The censorious centrists have been berating progressives for thinking too big. Medicare for All is impractical. Taxing the rich seems too socialistic. A drastically higher minimum wage might cost some jobs. Free higher education could help some affluent kids. A Green New Deal is over the top.
Basically, an ideological preference is masquerading as tactical advice. Most of these centrist souls, by coincidence, don't support Medicare for All, or other expansive public programs. But are they wrong on the tactical advice?
If you look at the history of great progressive breakthroughs, from the abolition of slavery, to the enactment of Social Security and the Wagner Act in the 1930s, to the great Civil Rights Acts and Medicare in the 1960s, they began as the dreams of the radicals, with moderates as the naysayers.

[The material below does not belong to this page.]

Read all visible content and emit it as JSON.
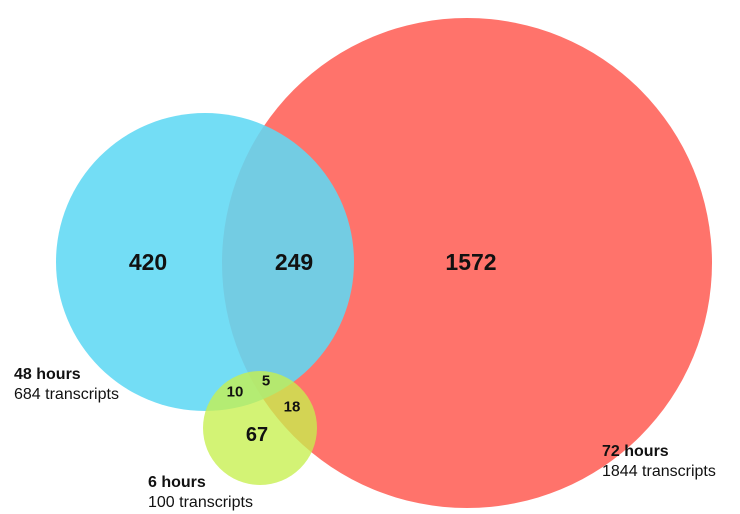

I vividly remember a Jules Feiffer cartoon from about 1967 lampooning an anxious moderate critic of the Vietnam War, carrying a sign saying “A Little Less Bombing.”
Take a close look at the history, and in the end game the landmark laws get watered down some to be enacted. But they would not have become law at all had not the radicals begun by asking for the whole loaf.
In the case of Medicare for All, as the Prospect has repeatedly shown in several pieces, it’s fiscally impossible—too big a tax hike—to get there in a single stroke. But it makes great sense to extend Medicare to all 55- or 50-year-olds—my colleague Paul Starr calls this Midlife Medicare; or to have an optional buy-in for everyone who wants one. And then extend it to the whole population.
Yet Medicare for All is exactly the right slogan, aspirationally as they say. If you don't start big, you end up puny. And Lord knows, Democrats ever since Carter and Clinton have had far too much puny. Programs that are puny do not transform lives for the better. The result is Trump.